I was recently asked to be part of the planning committee for the new library, set to break ground in 2010-2011. I’m pretty excited about it. Geeked would be a better word, perhaps. In any case, a big chunk of my dissertation speculated on the future of libraries, so it’s fun to be involved in planning one. I’ve been thinking about the library a bit–whether we can still define it as a physical building, for instance, or if the emergence of the web has forever changed this notion. I’m a believer that it has–and that a library is more of an idea than a concrete building.
The new library, I think, should be built on the theory that information is collaboratively constructed and very dynamic in nature, expanding at a breath-taking pace. This is not to say that there is no space in a library for print books. The opposite is actually true: digitizing information clears space for works that are unavailable or unpalatable in digital format.

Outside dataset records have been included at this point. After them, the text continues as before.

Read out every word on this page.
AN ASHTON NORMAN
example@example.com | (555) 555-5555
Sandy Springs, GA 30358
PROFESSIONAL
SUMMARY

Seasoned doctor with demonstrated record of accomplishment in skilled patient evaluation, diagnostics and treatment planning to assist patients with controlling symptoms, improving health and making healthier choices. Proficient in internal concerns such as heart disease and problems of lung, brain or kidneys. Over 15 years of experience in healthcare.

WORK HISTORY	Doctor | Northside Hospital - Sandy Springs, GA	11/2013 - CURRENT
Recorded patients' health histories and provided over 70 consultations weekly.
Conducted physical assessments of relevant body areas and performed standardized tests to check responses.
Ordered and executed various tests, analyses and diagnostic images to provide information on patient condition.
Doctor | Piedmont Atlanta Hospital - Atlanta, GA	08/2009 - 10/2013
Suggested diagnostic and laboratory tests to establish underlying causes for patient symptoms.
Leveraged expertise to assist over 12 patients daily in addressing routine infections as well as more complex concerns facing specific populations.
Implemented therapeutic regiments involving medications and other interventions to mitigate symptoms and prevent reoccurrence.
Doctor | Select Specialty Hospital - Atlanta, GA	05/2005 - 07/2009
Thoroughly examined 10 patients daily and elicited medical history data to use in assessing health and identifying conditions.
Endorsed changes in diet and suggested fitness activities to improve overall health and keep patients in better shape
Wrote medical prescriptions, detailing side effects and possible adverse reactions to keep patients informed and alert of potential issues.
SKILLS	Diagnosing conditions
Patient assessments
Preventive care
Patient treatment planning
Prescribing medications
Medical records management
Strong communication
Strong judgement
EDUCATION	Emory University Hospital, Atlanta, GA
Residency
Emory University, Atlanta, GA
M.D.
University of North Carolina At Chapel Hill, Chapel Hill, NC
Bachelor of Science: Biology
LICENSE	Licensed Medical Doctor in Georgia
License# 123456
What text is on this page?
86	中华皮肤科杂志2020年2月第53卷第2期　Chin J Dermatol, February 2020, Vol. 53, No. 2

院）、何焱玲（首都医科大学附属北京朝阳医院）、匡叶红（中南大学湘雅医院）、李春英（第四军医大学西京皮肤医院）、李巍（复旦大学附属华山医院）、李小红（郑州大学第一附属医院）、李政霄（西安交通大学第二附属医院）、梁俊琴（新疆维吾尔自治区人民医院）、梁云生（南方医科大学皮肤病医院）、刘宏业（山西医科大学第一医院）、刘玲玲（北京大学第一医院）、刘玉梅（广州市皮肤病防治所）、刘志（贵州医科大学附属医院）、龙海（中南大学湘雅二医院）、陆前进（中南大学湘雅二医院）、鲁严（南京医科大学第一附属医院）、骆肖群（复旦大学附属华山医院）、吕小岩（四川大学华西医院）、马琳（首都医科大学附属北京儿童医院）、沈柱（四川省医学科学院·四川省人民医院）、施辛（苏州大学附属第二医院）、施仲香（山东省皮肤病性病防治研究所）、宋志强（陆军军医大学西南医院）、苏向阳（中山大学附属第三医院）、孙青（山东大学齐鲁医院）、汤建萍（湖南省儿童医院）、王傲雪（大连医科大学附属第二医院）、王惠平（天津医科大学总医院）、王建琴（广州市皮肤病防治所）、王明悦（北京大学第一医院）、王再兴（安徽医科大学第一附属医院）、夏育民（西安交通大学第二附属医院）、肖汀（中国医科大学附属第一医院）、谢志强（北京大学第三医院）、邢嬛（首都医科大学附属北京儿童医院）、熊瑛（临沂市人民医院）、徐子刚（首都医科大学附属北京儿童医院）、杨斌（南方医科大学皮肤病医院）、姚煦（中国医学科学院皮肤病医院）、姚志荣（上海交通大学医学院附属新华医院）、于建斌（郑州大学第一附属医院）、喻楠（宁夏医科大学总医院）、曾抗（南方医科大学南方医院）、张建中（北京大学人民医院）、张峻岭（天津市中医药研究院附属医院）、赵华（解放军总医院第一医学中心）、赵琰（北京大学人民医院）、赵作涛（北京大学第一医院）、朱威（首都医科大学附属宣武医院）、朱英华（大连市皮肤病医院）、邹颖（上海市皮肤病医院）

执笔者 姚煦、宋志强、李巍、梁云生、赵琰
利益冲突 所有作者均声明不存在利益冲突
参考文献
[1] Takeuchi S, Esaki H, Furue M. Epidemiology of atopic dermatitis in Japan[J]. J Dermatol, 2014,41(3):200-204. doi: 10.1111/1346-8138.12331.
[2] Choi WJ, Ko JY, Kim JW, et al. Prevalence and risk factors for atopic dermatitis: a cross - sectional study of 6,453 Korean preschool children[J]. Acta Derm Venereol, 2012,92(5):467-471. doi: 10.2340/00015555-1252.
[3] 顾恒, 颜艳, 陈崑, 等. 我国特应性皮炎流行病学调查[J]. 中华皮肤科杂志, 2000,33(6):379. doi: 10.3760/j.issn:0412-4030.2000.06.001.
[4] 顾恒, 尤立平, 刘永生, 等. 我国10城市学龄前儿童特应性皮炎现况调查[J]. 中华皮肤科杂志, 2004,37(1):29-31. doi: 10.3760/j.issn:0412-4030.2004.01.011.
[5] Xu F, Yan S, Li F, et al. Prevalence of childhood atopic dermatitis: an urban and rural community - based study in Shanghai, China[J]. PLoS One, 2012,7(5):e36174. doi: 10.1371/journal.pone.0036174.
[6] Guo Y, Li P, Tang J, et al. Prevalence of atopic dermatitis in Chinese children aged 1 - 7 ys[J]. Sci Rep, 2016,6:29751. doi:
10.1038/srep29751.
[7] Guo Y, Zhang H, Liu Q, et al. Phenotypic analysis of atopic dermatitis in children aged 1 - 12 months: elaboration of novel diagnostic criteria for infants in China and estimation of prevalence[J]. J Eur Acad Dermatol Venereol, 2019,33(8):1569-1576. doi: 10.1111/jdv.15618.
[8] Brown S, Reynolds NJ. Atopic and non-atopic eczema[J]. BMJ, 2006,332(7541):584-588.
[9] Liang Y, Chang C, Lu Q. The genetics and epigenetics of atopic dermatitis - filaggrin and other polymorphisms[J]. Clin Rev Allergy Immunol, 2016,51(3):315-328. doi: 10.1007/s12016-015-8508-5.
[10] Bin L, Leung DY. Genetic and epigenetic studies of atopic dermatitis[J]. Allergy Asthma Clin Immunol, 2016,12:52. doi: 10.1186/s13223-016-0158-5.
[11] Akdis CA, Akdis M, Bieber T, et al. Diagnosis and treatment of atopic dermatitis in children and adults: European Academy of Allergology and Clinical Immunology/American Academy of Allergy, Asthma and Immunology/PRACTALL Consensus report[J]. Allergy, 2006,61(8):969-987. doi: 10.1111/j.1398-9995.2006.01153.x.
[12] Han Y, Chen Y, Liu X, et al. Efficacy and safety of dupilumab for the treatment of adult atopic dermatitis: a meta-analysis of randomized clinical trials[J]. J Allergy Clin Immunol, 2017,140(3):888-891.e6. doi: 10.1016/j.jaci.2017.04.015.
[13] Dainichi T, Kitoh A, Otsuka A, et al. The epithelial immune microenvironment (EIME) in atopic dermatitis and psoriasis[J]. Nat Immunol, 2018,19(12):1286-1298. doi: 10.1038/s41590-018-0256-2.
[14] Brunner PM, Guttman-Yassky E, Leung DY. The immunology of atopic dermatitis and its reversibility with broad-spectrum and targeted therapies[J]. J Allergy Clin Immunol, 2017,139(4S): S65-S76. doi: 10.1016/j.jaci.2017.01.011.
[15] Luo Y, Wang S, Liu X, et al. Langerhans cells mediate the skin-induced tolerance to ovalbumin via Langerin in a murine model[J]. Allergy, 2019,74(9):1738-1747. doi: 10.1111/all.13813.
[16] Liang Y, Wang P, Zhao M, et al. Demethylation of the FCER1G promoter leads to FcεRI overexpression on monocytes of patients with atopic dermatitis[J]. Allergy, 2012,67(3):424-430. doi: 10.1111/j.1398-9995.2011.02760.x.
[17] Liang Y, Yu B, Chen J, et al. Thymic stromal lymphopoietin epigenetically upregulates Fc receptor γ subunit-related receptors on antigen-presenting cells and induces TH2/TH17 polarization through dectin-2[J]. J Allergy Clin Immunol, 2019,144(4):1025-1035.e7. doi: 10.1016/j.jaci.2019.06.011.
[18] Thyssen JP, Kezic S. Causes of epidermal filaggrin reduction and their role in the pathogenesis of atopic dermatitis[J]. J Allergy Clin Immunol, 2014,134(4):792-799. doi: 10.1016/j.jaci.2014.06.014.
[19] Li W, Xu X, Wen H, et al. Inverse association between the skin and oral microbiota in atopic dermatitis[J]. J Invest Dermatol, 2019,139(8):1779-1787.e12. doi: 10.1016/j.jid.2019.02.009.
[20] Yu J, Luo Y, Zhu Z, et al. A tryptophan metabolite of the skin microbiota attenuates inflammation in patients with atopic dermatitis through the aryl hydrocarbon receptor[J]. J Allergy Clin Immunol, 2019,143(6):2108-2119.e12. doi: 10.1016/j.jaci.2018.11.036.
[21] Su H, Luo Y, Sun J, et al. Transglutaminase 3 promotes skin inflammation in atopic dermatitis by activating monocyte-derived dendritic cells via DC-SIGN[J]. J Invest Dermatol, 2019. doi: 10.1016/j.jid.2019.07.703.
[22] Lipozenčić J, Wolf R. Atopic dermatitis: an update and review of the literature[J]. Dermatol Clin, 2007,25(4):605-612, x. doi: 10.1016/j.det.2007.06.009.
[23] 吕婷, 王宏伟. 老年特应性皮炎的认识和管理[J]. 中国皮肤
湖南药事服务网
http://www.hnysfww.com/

I would like to see our library interface operate in a way that acknowledges the social and dynamic nature of information. I think the social network offers a pretty compelling platform for this to happen, and I’ve sketched out a prototype of what this might look like, included below. I usually ask for feedback in my blog posts, but this time it is especially important that you tell me what you think of the model below. Does it make sense to you?
Update: My colleague Rachel Anderson makes the excellent observation that faculty could use this kind of system for course readings, which would then be made available to students in the class. I also think that users could annotate the sources they found (think Amazon reviews), since one big part of the research process is discerning the quality sources from the less helpful ones. Users (faculty included) would be able to supply short annotations of the sources they discover.
Update: Another idea is that one widget could be “my courses,” where students could access resources created by their professors. A link to Blackboard would also work here.